Interestingly, the standards are being backed chiefly by the state’s education labor union, the Idaho Education Association, which needed to mobilize teachers to show up at the hearings to have the standards appear more publicly favorable than they actually are.
But even counting for the labor union efforts, Common Core opponents outnumbered supporters at the State Board of Education’s meeting in Coeur d’Alene, though there was no news coverage of that hearing. At the Idaho Falls meeting, the crowd appeared evenly split between Common Core opponents and supporters. Only at the Nampa and Twin Falls meetings did educators—so-called “education stakeholders”—outnumber Common Core opponents. At those hearings, teachers who supported the standards grumbled aloud about Common Core’s overemphasis on “teaching to the test.” That’s hardly a glowing endorsement of an education policy that’s had ten years to develop a favorable following.
The aforementioned meetings and more demonstrate that time has not been kind to Common Core. Though a valiant effort has been made to show broad public support for Common Core, many of the same objections that were voiced before Idaho’s implementation of the standards persist.
Additionally, though it is notable that public school employees signaled they want Common Core to stay, parents and other taxpayers voiced their ongoing discontent with the standards for a variety of sensible reasons including concerns about diminished academic performance, lack of local or state control over the standards, and worry that the content is insufficient to produce an educated citizenry.
Now it’s up to the State Board of Education to decide whether to listen to the feedback or simply ignore it. Remember, the Common Core hearings weren’t something that the agency asked for. The meetings resulted from the Legislature refusing to renew state government regulations, which include Common Core, and the insistence of nearly 1,000 Idahoans that public meetings be held to review Common Core policies. And there remain vast sections of Idaho where residents didn’t have a chance to weigh in because they live too far from public hearing locations.

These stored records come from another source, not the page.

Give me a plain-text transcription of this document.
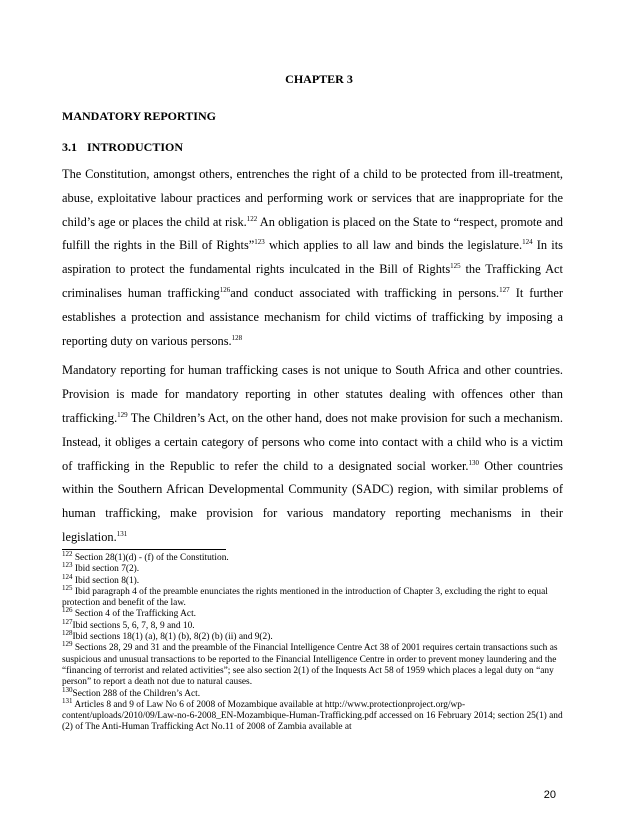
CHAPTER 3
MANDATORY REPORTING
3.1 INTRODUCTION

The Constitution, amongst others, entrenches the right of a child to be protected from ill-treatment, abuse, exploitative labour practices and performing work or services that are inappropriate for the child’s age or places the child at risk.$^{122}$ An obligation is placed on the State to “respect, promote and fulfill the rights in the Bill of Rights”$^{123}$ which applies to all law and binds the legislature.$^{124}$ In its aspiration to protect the fundamental rights inculcated in the Bill of Rights$^{125}$ the Trafficking Act criminalises human trafficking$^{126}$and conduct associated with trafficking in persons.$^{127}$ It further establishes a protection and assistance mechanism for child victims of trafficking by imposing a reporting duty on various persons.$^{128}$

Mandatory reporting for human trafficking cases is not unique to South Africa and other countries. Provision is made for mandatory reporting in other statutes dealing with offences other than trafficking.$^{129}$ The Children’s Act, on the other hand, does not make provision for such a mechanism. Instead, it obliges a certain category of persons who come into contact with a child who is a victim of trafficking in the Republic to refer the child to a designated social worker.$^{130}$ Other countries within the Southern African Developmental Community (SADC) region, with similar problems of human trafficking, make provision for various mandatory reporting mechanisms in their legislation.$^{131}$

$^{122}$ Section 28(1)(d) - (f) of the Constitution.
$^{123}$ Ibid section 7(2).
$^{124}$ Ibid section 8(1).
$^{125}$ Ibid paragraph 4 of the preamble enunciates the rights mentioned in the introduction of Chapter 3, excluding the right to equal protection and benefit of the law.
$^{126}$ Section 4 of the Trafficking Act.
$^{127}$Ibid sections 5, 6, 7, 8, 9 and 10.
$^{128}$Ibid sections 18(1) (a), 8(1) (b), 8(2) (b) (ii) and 9(2).
$^{129}$ Sections 28, 29 and 31 and the preamble of the Financial Intelligence Centre Act 38 of 2001 requires certain transactions such as suspicious and unusual transactions to be reported to the Financial Intelligence Centre in order to prevent money laundering and the “financing of terrorist and related activities”; see also section 2(1) of the Inquests Act 58 of 1959 which places a legal duty on “any person” to report a death not due to natural causes.
$^{130}$Section 288 of the Children’s Act.
$^{131}$ Articles 8 and 9 of Law No 6 of 2008 of Mozambique available at http://www.protectionproject.org/wp-content/uploads/2010/09/Law-no-6-2008_EN-Mozambique-Human-Trafficking.pdf accessed on 16 February 2014; section 25(1) and (2) of The Anti-Human Trafficking Act No.11 of 2008 of Zambia available at
20
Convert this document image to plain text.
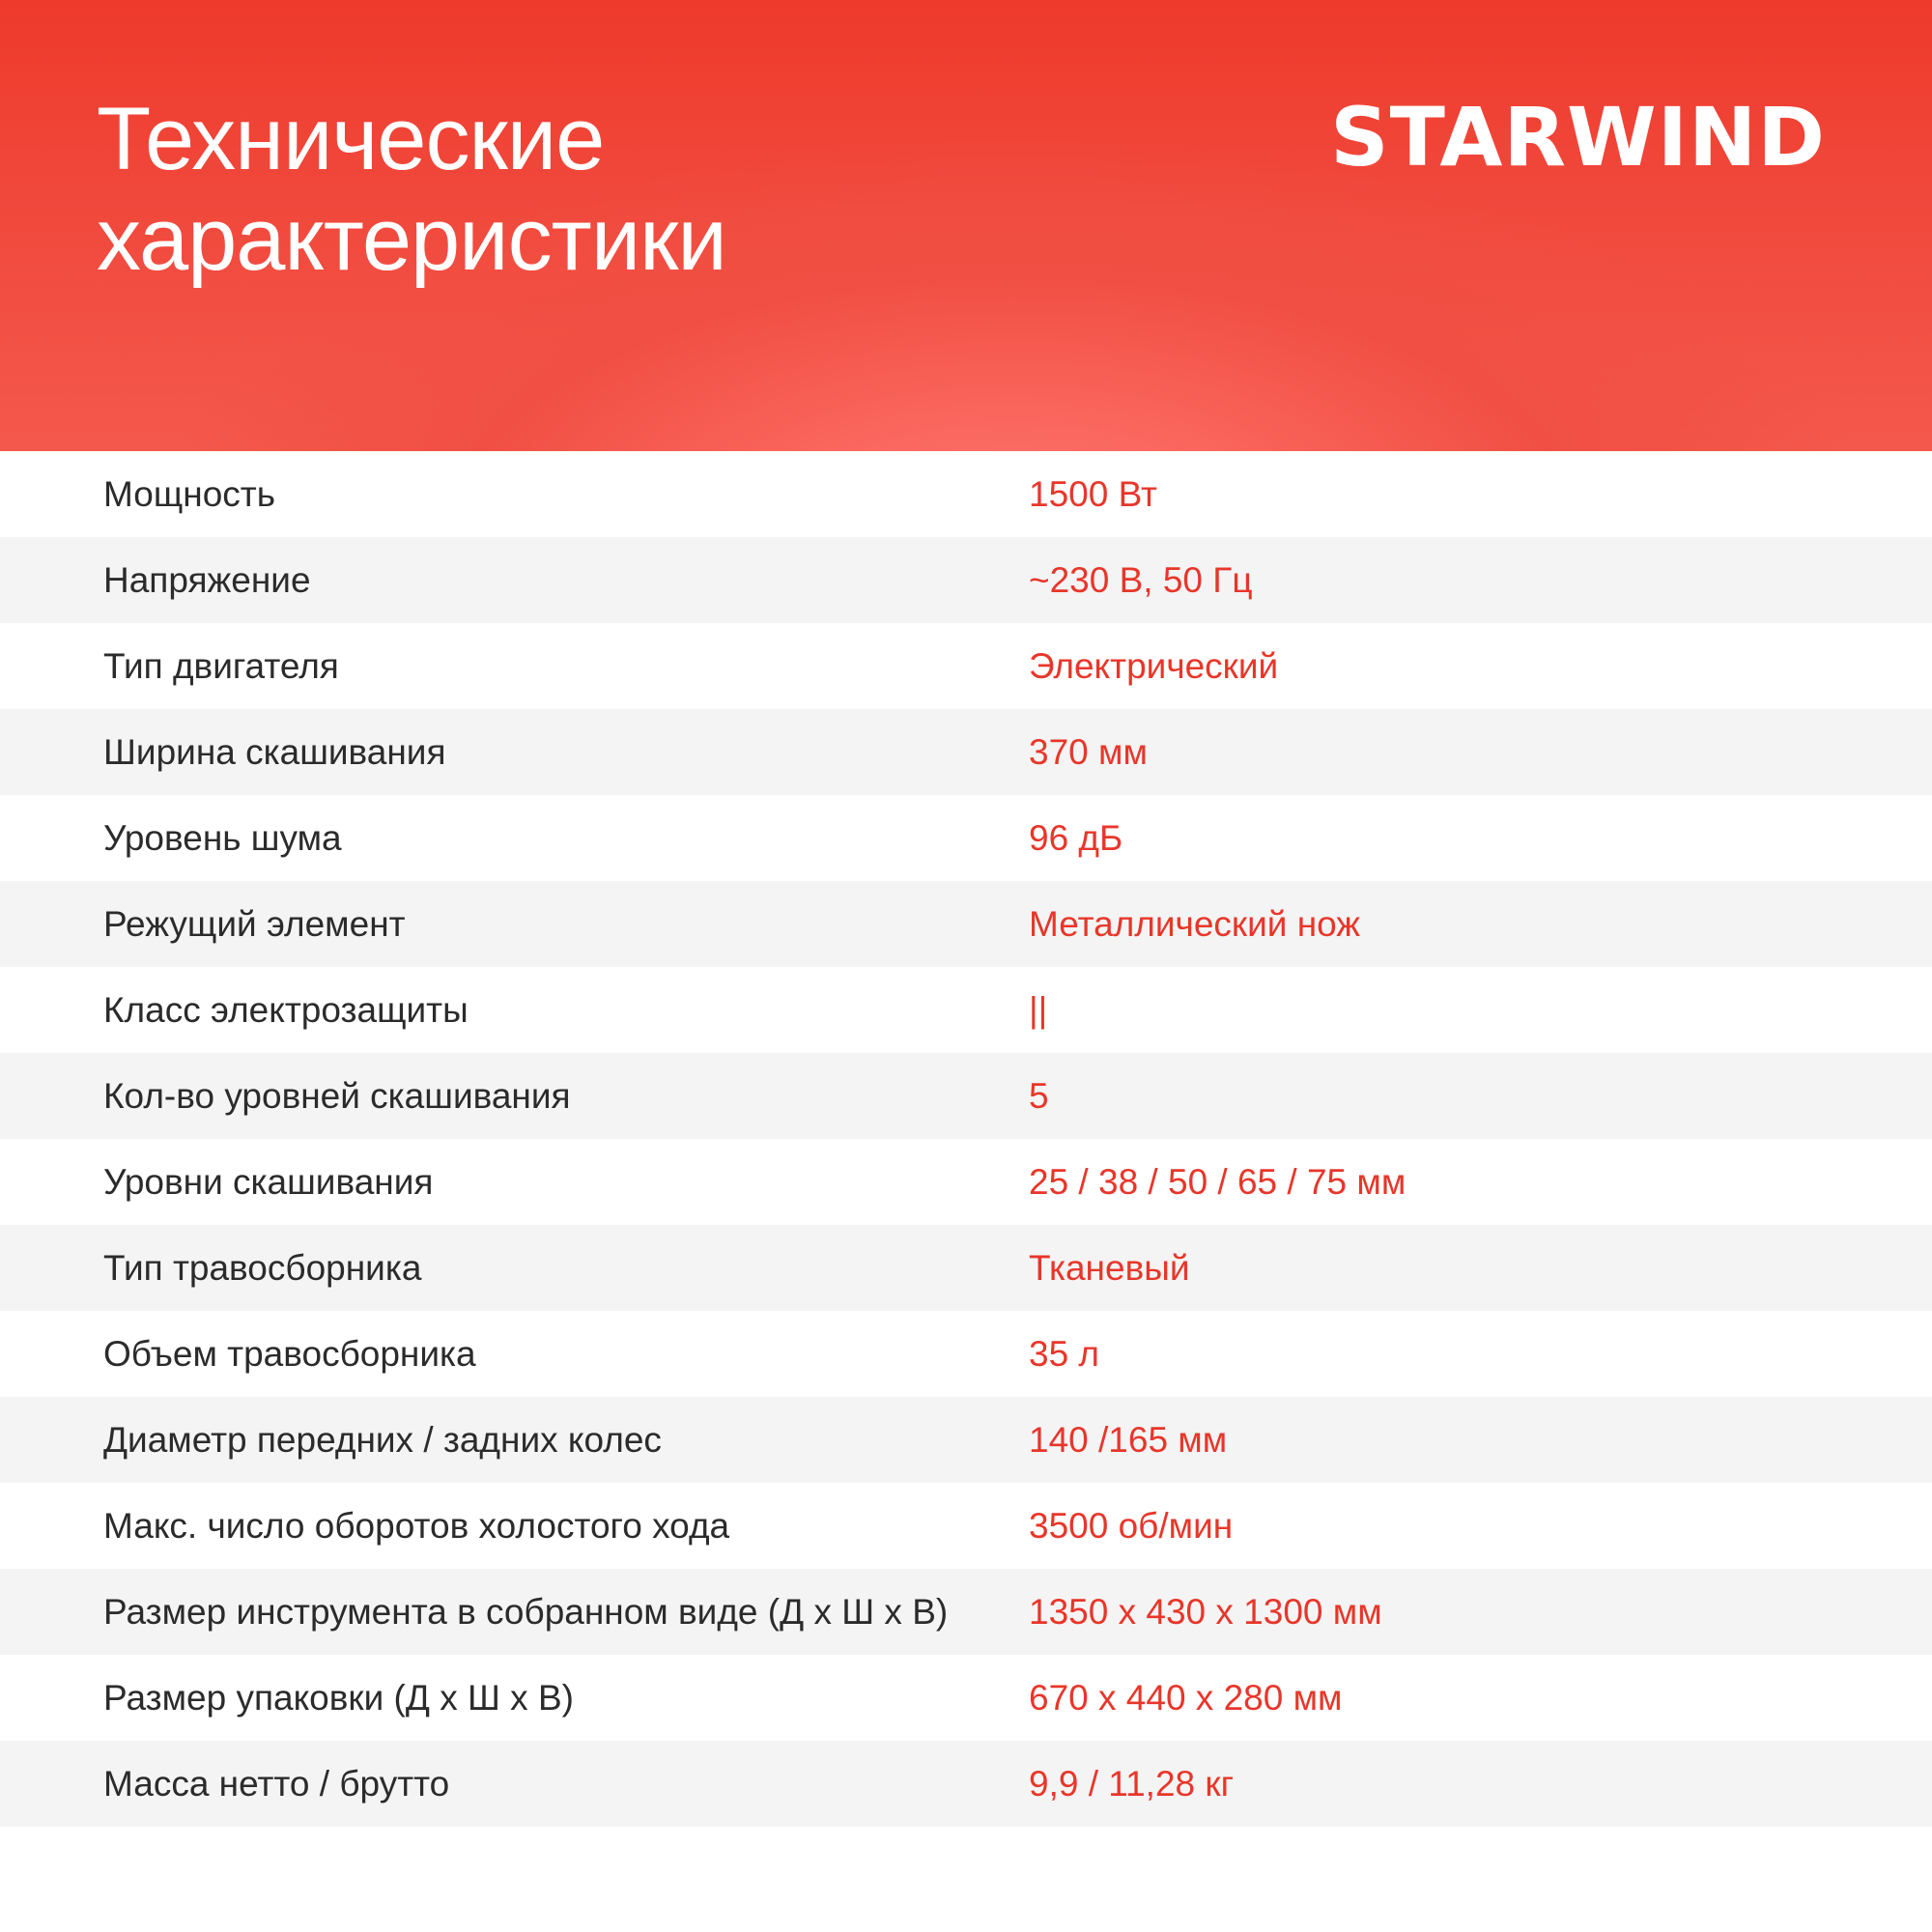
Технические
характеристики
STARWIND
Мощность	1500 Вт
Напряжение	~230 В, 50 Гц
Тип двигателя	Электрический
Ширина скашивания	370 мм
Уровень шума	96 дБ
Режущий элемент	Металлический нож
Класс электрозащиты	||
Кол-во уровней скашивания	5
Уровни скашивания	25 / 38 / 50 / 65 / 75 мм
Тип травосборника	Тканевый
Объем травосборника	35 л
Диаметр передних / задних колес	140 /165 мм
Макс. число оборотов холостого хода	3500 об/мин
Размер инструмента в собранном виде (Д х Ш х В) 1350 х 430 х 1300 мм
Размер упаковки (Д х Ш х В)	670 х 440 х 280 мм
Масса нетто / брутто	9,9 / 11,28 кг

After all has been said, the agency could sit on its hands and embrace the status quo, but that requires ignoring the potential political backlash of appearing tone deaf or immovable despite negative public feedback. The education board knows full well that the Legislature, which convenes in January, could countermand a board decision to keep the standards. Lawmakers have the final say on whether Idaho should exit Common Core as other states have done.
One fact is evident: Continued division persists about Common Core. The status quo is not acceptable. State officials need to step up to the plate make meaningful changes, make implementing its standards voluntary, or abolish Common Core entirely.